I lied to him, Anya. I lied when I told him you meant nothing, and I was only playing you. It wasn’t true.”

“It wasn’t?” she whispers, her eyes widening.

“No. Not at all. The hurt that I’ve been holding onto for so many years, the stupid plan I had for revenge—it all came from the same place inside me.

A place I tried to bury beneath anger and hatred, but at the core of it all is the fact that I never managed to let you go.

And I never, even in the past, while I hated you with such passion, never stopped loving you. ”

“And now?” she asks, almost afraid of what I’ll answer.

A low chuckle rumbles through me. “And now—I love you, Anya.
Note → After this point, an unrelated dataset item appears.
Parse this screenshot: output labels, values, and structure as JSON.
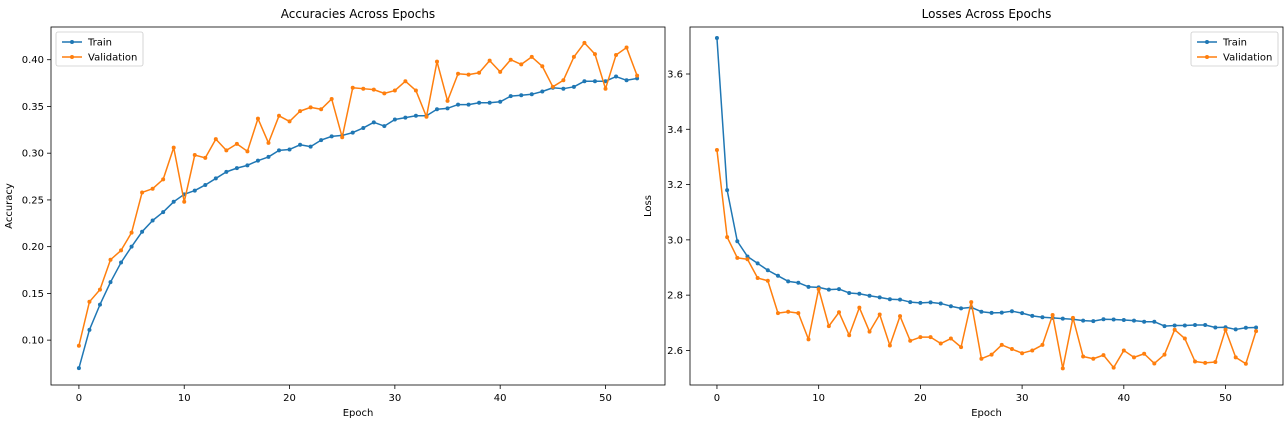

Still. Always. I love you even more than the day I met you, or the day I lost you. I came to look for you this morning because I couldn’t let it happen again.

Last time I didn’t have the opportunity to fight for you, but this time I was determined to have that chance.

At least if it didn’t work, I would know it wasn’t because I didn’t try. ”

Tears stream over her cheeks, leaving salted streaks along her skin.

“You love me?” she asks.

“I love you, kitten. There isn’t a universe in which I don’t love you.”

She falls into my arms, burying her face and her tears against my chest.